One big beautiful bill considers historic Medicaid reduction, job requirements
The Senate version of One Big Beautiful Bill Act (OBBBA) has cleared a significant hurdle, but it is not without substantial changes that have sent concerns through the healthcare industry. While the initial fear of wiping out Medicare cuts appears to have been avoided, the bill's impact on Medicaid funding and eligibility requirements poses considerable challenges for healthcare providers and patients.
An important focus for industry watchers is the bill's stance on provider tax. Although not completely ruled out as some people fear, the Senate version of the bill takes a tougher approach than its home counterparts, reducing the maximum allowable provider tax rate the state can offer to 3.5% by 2034, from the current 6% tax rate. The state uses revenue generated from provider states to fund Medicaid payment rates to hospitals. The cuts could narrow down state budgets and even provider refunds while maintaining funding mechanisms.
More importantly, the Senate OBBBA proposes a total of $864 billion in Medicaid cuts over the next decade.

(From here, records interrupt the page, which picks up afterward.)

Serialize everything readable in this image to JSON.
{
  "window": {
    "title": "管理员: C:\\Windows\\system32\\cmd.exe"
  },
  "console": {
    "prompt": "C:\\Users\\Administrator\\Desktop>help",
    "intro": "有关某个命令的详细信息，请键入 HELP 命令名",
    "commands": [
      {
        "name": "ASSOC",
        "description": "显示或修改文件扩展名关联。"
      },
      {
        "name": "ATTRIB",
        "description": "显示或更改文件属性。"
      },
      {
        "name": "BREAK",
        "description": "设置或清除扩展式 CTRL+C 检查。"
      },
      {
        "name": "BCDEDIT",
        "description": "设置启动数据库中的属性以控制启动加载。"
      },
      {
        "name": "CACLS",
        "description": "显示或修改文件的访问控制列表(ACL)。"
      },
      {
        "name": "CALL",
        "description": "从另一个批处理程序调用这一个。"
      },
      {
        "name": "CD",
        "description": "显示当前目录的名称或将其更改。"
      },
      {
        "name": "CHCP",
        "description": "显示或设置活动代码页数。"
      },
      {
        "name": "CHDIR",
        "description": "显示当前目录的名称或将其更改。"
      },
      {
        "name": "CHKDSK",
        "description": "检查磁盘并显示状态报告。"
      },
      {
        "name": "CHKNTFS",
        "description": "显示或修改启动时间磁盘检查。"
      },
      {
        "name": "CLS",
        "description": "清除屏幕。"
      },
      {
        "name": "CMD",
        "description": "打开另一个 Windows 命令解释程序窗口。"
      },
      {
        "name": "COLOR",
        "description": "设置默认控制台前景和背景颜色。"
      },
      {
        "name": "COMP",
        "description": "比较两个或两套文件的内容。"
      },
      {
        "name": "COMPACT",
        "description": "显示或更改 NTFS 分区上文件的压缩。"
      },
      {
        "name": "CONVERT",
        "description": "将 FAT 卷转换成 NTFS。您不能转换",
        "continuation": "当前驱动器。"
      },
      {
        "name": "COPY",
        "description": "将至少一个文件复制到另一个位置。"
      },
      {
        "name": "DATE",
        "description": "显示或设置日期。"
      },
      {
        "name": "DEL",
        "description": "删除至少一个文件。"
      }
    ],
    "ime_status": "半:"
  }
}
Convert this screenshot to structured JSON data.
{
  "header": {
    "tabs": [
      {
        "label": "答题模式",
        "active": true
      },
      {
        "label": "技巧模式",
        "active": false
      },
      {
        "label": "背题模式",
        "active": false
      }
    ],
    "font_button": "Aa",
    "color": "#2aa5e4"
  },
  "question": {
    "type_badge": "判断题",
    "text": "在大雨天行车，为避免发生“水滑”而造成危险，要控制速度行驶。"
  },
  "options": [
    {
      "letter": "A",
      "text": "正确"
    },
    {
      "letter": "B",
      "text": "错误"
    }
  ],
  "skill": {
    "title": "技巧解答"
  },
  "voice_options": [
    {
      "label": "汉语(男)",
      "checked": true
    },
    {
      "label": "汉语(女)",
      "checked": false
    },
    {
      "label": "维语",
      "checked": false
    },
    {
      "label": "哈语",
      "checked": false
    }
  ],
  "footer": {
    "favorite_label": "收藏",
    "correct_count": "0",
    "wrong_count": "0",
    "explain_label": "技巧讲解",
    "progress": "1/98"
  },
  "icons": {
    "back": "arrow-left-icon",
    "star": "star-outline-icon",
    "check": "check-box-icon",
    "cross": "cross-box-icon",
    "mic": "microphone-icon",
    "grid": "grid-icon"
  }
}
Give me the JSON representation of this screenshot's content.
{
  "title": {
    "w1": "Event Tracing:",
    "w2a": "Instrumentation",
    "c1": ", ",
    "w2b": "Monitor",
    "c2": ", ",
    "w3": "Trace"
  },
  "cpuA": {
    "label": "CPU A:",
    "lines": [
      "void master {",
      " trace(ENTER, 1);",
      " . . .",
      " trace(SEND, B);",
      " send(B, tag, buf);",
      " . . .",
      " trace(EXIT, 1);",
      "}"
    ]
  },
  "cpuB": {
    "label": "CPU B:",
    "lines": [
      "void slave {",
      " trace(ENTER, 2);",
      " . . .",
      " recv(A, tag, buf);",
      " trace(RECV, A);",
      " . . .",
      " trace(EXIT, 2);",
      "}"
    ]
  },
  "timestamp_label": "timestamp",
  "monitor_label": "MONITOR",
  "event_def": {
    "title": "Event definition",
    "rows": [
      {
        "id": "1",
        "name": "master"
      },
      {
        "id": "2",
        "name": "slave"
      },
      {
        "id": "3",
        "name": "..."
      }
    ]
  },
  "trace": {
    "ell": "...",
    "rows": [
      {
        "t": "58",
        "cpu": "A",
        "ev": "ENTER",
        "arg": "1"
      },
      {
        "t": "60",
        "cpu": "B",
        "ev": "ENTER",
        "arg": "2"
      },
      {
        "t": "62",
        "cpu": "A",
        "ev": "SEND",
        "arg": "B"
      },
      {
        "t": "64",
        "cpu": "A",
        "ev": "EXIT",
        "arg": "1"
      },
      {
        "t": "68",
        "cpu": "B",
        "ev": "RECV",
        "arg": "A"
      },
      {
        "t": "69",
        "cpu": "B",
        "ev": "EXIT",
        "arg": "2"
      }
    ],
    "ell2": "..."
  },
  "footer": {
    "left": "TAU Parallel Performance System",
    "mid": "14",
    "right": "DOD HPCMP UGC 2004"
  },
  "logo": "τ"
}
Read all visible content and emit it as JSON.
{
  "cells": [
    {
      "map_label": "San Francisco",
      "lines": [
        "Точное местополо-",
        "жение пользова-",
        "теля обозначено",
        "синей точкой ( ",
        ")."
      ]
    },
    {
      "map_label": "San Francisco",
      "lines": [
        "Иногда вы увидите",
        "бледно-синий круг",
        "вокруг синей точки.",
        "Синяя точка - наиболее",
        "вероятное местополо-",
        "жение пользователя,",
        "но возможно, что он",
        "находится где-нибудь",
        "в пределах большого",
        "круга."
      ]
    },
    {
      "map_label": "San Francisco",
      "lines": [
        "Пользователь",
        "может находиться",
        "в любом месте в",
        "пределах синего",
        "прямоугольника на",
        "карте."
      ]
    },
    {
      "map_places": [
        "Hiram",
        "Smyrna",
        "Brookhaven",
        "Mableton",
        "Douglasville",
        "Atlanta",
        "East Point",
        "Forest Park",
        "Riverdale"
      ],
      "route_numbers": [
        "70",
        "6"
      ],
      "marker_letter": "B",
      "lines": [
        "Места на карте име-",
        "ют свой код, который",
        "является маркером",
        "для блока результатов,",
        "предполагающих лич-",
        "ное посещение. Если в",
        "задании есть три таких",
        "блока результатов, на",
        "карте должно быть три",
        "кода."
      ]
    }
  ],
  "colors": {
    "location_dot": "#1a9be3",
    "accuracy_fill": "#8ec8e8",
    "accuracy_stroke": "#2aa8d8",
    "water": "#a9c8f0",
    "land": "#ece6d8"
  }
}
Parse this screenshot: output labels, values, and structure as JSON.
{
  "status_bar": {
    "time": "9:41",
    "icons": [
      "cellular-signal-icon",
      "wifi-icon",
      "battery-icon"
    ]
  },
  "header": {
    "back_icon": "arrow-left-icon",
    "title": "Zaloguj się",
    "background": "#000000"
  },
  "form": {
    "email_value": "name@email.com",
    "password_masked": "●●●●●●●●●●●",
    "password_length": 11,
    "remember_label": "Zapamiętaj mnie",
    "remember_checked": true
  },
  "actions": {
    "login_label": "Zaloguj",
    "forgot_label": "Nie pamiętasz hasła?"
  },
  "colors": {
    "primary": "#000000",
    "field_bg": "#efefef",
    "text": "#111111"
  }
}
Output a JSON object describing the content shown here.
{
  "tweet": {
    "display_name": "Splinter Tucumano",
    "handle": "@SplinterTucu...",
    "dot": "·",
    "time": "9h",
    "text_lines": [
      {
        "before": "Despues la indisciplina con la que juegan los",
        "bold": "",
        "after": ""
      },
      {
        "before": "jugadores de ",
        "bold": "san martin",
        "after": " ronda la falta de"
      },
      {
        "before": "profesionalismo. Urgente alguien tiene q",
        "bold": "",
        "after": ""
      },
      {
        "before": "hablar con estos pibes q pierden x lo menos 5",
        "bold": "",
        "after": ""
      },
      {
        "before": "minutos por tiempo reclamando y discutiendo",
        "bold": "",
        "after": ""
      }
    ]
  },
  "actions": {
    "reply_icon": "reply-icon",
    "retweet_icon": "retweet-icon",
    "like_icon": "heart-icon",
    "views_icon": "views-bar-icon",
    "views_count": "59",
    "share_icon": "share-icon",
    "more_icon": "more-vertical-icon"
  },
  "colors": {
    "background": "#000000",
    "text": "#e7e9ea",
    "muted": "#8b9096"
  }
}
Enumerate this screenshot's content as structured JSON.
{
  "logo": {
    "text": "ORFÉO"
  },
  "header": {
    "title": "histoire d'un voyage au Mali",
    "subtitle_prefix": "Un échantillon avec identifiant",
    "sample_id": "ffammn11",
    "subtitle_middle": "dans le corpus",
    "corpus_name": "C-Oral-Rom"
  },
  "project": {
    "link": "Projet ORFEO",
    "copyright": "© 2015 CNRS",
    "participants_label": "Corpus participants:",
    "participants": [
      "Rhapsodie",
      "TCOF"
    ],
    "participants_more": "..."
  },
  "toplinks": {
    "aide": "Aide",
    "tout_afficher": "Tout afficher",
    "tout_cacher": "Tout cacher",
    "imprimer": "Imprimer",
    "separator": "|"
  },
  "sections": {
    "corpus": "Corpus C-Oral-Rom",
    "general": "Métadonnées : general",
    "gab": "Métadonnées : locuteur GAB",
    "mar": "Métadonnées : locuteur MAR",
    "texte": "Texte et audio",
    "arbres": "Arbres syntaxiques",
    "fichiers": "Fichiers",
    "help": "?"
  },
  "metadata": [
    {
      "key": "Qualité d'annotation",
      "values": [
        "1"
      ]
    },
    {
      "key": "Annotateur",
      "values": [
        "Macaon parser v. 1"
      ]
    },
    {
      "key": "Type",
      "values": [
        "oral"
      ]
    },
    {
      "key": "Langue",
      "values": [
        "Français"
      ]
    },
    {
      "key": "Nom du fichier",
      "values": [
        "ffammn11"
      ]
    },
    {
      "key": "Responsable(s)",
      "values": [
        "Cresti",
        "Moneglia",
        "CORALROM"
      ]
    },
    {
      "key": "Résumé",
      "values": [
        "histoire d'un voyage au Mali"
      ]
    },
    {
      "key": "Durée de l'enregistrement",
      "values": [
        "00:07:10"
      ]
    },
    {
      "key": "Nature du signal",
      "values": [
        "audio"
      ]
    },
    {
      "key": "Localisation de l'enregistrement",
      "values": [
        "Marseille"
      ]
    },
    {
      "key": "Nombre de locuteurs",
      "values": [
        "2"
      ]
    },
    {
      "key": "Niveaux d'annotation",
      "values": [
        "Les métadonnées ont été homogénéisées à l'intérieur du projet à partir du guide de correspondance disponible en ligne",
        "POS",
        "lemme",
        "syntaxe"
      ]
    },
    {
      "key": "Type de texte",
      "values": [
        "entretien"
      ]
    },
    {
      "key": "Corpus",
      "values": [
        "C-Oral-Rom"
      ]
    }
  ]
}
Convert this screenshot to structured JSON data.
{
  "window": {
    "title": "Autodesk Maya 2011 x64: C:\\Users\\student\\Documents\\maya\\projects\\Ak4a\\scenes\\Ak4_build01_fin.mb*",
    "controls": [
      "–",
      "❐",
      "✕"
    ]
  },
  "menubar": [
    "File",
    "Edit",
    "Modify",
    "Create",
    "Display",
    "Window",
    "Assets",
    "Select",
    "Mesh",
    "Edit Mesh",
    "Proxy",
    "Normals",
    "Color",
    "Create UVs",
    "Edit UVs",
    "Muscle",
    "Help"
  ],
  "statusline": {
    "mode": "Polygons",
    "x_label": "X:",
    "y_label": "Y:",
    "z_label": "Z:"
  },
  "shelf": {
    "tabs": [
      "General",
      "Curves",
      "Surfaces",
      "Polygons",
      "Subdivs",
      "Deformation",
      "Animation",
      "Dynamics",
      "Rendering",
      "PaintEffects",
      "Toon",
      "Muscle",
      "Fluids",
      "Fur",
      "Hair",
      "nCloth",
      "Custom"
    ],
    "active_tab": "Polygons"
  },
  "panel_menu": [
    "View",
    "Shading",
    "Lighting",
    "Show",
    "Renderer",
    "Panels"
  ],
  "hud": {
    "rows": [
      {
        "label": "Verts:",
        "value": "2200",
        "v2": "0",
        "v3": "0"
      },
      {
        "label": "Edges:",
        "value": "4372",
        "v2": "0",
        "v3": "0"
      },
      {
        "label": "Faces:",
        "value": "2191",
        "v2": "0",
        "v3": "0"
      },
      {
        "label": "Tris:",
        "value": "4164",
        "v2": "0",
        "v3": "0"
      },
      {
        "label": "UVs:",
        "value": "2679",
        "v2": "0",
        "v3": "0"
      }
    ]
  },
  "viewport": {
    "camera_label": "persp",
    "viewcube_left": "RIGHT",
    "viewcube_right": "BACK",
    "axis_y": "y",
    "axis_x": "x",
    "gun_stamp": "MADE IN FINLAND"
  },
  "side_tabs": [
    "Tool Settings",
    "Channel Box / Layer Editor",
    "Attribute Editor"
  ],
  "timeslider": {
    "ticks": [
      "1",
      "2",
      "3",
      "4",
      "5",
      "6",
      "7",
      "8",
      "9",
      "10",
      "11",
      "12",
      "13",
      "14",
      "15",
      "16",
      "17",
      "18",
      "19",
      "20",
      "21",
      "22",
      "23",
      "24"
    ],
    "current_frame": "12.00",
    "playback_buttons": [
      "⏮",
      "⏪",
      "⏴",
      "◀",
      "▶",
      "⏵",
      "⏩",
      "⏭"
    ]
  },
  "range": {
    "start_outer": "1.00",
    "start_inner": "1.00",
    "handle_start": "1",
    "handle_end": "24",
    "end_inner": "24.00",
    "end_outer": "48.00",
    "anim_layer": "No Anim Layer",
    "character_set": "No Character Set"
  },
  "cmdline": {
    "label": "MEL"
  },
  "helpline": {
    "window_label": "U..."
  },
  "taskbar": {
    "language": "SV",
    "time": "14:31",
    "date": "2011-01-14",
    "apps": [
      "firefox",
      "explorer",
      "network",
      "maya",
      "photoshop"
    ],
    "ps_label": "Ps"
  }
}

These historic rate reductions are tied to a strict approach to Medicaid's work requirements. The Senate bill now requires work requirements for individuals with dependents over the age of 15.
Take home
Hospitals and healthcare services may be challenged by potential policy changes regarding new Medicaid labor requirements. These changes could lead to 7.8 million people being uninsured over the next decade. Given that over 70 million people rely on Medicaid, such a significant loss in coverage raises potential concerns regarding affordability and access to healthcare across the country. Healthcare providers should anticipate these changes and model their financial exposures using forecasting techniques for potential changes in refunds.